The first is an old project and goes back to Working Title, who’ve released all of his film’s save Scott Pilgrim vs. The World. So he’s in safe, familiar hands where his vision won’t be filtered through a massive agenda that already has a blueprint for the next 14 years. That film is one that will sound familiar to fans because it was brought up as possibility prior to The World’s EndThe World’s End took precedent because it concluded a trilogy for he, Simon Pegg and Nick Frost. So now, Wright has gone back to Baby Driver for his next feature.

Details on Baby Driver are slim.
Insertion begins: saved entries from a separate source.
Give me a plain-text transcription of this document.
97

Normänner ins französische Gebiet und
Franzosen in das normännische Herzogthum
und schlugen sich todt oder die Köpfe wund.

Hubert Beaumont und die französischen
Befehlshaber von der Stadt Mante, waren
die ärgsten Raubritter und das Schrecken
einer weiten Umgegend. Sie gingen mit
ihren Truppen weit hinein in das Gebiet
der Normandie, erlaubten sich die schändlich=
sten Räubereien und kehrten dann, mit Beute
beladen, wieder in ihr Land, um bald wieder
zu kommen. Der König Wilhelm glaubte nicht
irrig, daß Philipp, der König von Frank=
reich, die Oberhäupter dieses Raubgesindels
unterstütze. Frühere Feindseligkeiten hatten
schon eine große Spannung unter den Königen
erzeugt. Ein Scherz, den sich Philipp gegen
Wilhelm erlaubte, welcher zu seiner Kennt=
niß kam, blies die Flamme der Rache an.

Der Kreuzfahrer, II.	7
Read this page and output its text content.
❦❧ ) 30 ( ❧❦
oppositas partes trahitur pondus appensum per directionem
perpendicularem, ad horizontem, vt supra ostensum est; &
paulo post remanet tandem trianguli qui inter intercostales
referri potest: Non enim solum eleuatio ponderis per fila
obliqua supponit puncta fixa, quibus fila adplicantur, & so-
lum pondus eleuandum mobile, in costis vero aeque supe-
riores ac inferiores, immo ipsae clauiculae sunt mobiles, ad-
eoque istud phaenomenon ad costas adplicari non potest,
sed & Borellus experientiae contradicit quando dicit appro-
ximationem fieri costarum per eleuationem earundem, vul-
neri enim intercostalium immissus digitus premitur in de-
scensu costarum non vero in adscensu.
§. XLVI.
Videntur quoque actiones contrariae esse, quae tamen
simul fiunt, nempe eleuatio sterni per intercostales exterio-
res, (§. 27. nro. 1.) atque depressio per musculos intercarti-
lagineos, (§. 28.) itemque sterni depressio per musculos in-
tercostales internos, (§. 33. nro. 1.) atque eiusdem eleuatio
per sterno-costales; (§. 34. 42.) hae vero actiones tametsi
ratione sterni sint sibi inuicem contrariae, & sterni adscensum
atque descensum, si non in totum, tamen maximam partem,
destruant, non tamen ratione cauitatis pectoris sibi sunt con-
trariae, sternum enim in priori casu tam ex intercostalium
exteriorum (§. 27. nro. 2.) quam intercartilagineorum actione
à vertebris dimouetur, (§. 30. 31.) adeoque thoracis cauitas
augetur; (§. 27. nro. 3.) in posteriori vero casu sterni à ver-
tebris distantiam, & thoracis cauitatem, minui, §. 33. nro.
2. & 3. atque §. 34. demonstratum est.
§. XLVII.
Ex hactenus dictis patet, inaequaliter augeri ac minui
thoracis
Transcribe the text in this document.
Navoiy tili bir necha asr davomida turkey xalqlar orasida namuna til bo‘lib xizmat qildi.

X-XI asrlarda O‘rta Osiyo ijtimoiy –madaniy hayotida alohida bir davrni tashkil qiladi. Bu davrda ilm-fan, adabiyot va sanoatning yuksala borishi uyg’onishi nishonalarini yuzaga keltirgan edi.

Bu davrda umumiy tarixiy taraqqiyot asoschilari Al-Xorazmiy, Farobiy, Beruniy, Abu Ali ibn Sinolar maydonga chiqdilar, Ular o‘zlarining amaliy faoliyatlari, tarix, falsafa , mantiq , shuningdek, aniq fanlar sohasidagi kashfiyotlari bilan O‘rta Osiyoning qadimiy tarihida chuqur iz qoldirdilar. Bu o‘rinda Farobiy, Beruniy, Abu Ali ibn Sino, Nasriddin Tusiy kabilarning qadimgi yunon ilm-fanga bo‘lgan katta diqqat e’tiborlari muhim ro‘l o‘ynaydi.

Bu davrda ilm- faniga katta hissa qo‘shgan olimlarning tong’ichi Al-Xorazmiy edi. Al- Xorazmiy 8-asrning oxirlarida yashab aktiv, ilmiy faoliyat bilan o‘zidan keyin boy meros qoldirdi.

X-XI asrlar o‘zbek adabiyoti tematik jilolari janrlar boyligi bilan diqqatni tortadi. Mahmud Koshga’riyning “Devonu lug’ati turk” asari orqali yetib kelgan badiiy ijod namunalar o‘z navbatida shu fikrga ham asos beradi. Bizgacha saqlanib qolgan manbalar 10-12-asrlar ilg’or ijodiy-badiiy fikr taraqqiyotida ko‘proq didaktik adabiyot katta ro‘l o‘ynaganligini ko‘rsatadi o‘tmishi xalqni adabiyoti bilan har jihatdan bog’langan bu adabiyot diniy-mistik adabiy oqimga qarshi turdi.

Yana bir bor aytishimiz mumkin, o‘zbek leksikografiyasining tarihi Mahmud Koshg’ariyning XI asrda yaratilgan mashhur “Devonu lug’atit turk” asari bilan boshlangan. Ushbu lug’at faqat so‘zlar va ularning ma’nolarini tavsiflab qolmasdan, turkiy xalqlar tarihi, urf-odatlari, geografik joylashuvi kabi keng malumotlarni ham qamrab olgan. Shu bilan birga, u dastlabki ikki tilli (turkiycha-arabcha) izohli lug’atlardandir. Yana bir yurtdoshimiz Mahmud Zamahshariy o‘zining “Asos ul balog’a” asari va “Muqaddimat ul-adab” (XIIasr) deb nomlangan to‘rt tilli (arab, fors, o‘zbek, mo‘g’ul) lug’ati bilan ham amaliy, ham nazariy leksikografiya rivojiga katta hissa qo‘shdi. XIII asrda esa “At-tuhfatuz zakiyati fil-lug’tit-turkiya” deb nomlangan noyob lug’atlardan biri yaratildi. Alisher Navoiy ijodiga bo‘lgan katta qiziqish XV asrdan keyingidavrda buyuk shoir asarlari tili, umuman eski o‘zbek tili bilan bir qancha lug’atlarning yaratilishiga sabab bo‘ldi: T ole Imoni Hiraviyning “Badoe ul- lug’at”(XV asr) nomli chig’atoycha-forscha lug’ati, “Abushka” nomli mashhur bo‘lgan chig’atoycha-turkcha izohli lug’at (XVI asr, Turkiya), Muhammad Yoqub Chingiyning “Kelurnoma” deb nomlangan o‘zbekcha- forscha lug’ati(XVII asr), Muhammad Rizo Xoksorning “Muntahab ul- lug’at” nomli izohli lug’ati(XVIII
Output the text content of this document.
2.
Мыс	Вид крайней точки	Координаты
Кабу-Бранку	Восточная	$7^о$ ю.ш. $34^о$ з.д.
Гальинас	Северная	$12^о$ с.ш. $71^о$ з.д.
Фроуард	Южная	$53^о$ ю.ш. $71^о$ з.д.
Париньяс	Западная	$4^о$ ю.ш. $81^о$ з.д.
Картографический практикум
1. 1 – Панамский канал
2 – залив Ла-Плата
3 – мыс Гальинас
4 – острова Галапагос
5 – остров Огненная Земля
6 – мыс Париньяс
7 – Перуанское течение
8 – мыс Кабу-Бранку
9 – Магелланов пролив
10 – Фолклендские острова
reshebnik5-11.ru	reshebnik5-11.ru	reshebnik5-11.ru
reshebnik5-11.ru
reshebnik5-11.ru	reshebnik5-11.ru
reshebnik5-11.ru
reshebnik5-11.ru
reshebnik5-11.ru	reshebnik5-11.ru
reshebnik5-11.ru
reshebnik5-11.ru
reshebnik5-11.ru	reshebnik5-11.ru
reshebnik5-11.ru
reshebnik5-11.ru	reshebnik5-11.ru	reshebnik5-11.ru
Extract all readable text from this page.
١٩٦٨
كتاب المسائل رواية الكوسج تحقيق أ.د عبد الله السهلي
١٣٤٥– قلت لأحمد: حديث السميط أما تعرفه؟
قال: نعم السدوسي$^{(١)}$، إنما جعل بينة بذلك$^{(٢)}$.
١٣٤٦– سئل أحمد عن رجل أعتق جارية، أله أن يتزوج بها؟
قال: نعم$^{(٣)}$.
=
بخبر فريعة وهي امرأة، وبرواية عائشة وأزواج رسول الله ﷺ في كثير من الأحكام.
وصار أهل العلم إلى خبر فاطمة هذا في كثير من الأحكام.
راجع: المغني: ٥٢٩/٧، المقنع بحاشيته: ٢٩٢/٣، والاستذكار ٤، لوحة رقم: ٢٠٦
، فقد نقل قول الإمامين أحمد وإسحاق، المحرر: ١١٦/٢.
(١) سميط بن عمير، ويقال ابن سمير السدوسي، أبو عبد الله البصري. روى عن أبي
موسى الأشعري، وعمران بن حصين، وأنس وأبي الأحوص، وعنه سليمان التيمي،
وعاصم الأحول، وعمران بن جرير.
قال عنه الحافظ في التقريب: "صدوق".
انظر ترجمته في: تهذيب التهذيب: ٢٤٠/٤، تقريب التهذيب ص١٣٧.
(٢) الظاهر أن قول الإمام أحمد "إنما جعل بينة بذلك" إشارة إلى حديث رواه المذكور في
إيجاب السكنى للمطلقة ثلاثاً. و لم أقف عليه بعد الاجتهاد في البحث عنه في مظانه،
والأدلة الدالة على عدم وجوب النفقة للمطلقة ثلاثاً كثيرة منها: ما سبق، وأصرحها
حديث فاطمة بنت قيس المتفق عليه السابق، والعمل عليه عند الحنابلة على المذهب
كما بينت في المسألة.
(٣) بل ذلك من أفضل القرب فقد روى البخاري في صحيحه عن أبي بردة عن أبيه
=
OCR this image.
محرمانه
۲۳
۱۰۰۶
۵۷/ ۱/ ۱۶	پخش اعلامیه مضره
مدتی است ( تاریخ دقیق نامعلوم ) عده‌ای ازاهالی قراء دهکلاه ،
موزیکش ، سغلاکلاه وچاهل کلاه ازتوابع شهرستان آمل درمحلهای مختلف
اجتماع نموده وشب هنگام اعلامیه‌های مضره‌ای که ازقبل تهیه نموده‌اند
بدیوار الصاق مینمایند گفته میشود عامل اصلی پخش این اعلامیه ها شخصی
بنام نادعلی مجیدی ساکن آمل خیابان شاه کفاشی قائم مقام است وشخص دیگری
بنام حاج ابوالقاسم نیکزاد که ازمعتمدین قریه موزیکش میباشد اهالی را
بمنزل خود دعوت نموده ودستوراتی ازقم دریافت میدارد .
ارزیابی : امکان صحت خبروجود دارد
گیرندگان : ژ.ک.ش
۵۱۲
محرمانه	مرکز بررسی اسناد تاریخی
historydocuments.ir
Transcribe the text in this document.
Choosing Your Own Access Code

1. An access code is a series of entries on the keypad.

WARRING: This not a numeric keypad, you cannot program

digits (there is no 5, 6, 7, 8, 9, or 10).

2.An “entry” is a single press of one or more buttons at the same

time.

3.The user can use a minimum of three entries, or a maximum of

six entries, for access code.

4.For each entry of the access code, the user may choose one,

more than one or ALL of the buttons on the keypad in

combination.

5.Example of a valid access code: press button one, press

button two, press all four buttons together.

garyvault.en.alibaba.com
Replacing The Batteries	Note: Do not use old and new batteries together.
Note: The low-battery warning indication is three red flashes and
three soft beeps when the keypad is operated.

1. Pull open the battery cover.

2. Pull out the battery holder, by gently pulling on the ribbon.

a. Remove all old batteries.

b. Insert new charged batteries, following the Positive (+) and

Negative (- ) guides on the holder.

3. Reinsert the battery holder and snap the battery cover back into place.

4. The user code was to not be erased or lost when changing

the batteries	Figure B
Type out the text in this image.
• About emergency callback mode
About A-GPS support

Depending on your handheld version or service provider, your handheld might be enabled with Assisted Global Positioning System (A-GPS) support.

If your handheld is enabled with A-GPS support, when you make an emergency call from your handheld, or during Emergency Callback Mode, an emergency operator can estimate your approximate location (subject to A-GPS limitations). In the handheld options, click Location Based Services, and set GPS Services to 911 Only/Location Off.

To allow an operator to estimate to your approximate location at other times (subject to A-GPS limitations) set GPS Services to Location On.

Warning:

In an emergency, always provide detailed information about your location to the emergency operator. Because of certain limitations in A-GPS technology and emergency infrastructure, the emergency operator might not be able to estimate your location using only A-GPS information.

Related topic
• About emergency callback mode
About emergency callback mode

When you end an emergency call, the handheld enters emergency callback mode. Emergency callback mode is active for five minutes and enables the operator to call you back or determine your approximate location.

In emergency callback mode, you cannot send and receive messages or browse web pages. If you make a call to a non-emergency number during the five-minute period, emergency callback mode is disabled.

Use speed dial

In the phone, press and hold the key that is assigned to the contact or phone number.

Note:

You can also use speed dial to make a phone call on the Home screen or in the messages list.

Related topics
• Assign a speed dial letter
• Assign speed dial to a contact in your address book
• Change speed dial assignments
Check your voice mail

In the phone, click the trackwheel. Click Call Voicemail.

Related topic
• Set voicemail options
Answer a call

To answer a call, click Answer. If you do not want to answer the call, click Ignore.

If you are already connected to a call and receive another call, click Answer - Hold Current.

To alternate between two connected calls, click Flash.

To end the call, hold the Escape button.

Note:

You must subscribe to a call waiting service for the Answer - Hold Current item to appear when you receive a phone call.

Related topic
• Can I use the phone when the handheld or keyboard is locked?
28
Except that Wright has been working on and off on it since 2008 and it’s said to be a “collision of crime, action music and sound.”

Today, however, puts something brand new on Wright’s plate and, as it’d be an adaptation, it comes with a pre-formed synopsis. Sony — proving that Wright isn’t afraid to go back to a studio — has tapped Wright to direct Grasshopper Jungle which is described in a press release as Stand by Me meets Attack the Block. A screenwriter has been hired and his resume (Scott Rosenberg) can be described as Con Air meets High Fidelity

Paragraph break: Grasshopper Jungle is categorized as Young Adult. But if that makes you cringe, relax, it seems to contain giant praying mantises and was described by the New York Times Book Review as reminding them of Kurt Vonnegut’s Slaughterhouse Five. Awesome.

So, on to that synopsis (via Booklist):

“Simmering within Ealing, Iowa, is a deadly genetically engineered plague capable of unleashing unstoppable soldiers—six-foot-tall praying mantises with insatiable appetites for food and sex. No one knows it, of course, until Austin and his best friend Robby accidentally release it on the world. An ever-growing plague of giant, flesh-hungry insects is bad enough, but Austin is also up to his eyeballs in sexual confusion—is he in love with Robby or his girlfriend, Shann? Both of them make him horny, but most things do. In an admittedly futile attempt to capture the truth of his history, painfully honest Austin narrates the events of the apocalypse intermingled with a detailed account of the “connections that spiderweb through time and place,” leading from his great-great-great-grandfather Andrzej in Poland to Shann’s lucky discovery of an apocalypse-proof bunker in her new backyard. (Author) Andrew Smith is up to his old tricks, delivering a gruesome sci-fi treat, a likable punk of a narrator, and a sucker punch ending that satisfyingly resolves everything and nothing in the same breath.”

Now that sounds like something we’d be very interested in seeing. And we know that Wright has some exoskeletal ideas already. Proceed with your Ant-Man presentation Marvel.